Yesterday on Washington Post critic Tom Sietsema's weekly chat, a reader wrote in with a story of two unnamed restaurant general managers who accused The Washingtonian's critics of accepting — or, rather, expecting — free meals while working on their annual 100 Very Best Restaurants issue. Though Sietsema defended his fellow critics on the matter, them's fightin' words.
And so to defend herself and fellow critic Todd Kliman, Washingtonian food and wine editor Ann Limpert reached out to Eater with a rebuttal to these claims, writing that, "We definitely do not, and we're fortunate to not have to" accept free meals. Here's her full response, which touches on critic anonymity and her own expense reports:
"I just want to respond to the anonymous general managers’ claims on Tom Sietsema’s chat that Washingtonian critics expect—or accept—comped food, wine, or anything else. We definitely do not, and we’re fortunate to not have to. Both fellow critic Todd Kliman and I go to great lengths to remain anonymous—and believe me, it’s a pain (What name did I book under, again?)—but we do it because a dining experience can be pretty different for an outed critic.
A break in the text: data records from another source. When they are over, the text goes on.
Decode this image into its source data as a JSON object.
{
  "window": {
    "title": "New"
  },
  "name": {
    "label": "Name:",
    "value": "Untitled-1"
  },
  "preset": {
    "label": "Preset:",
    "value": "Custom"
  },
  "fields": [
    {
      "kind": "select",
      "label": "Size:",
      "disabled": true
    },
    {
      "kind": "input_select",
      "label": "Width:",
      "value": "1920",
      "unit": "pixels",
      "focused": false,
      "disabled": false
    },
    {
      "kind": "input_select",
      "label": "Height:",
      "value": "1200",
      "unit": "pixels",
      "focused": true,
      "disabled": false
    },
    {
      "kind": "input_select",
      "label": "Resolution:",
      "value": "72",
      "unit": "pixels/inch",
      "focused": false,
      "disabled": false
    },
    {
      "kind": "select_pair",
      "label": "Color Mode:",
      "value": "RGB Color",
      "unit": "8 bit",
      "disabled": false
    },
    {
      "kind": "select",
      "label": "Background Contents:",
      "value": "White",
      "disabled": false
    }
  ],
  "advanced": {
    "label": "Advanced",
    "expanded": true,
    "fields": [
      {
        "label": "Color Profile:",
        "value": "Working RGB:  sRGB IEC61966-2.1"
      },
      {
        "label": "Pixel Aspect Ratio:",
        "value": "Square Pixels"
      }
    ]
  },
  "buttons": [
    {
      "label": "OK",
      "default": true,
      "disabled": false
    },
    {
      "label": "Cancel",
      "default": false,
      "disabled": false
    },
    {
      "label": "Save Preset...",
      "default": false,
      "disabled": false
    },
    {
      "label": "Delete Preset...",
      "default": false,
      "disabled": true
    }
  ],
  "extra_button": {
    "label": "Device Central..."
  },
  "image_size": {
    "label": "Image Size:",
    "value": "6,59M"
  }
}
Does the food change that much? Stylistically, probably not. But this is what would happen when a critic would come into one of the restaurants where I worked as a cook: the executive chef, who rarely jumped on the line, would take over (in one case, he came in on his day off). He'd handle all the cooking and plating himself. An order with a luxe ingredient like foie gras might be doubled. And as a critic, the ability to gauge the quality of a place's service is pretty compromised if the staff knows who you are.
We're very, very lucky to have a publisher who understands how important critical distance and independence is. 100 Best Restaurants is a huge project for us, and it's not cheap. I've got a year's worth of expense reports to prove it."
So there you have it. Point and counterpoint.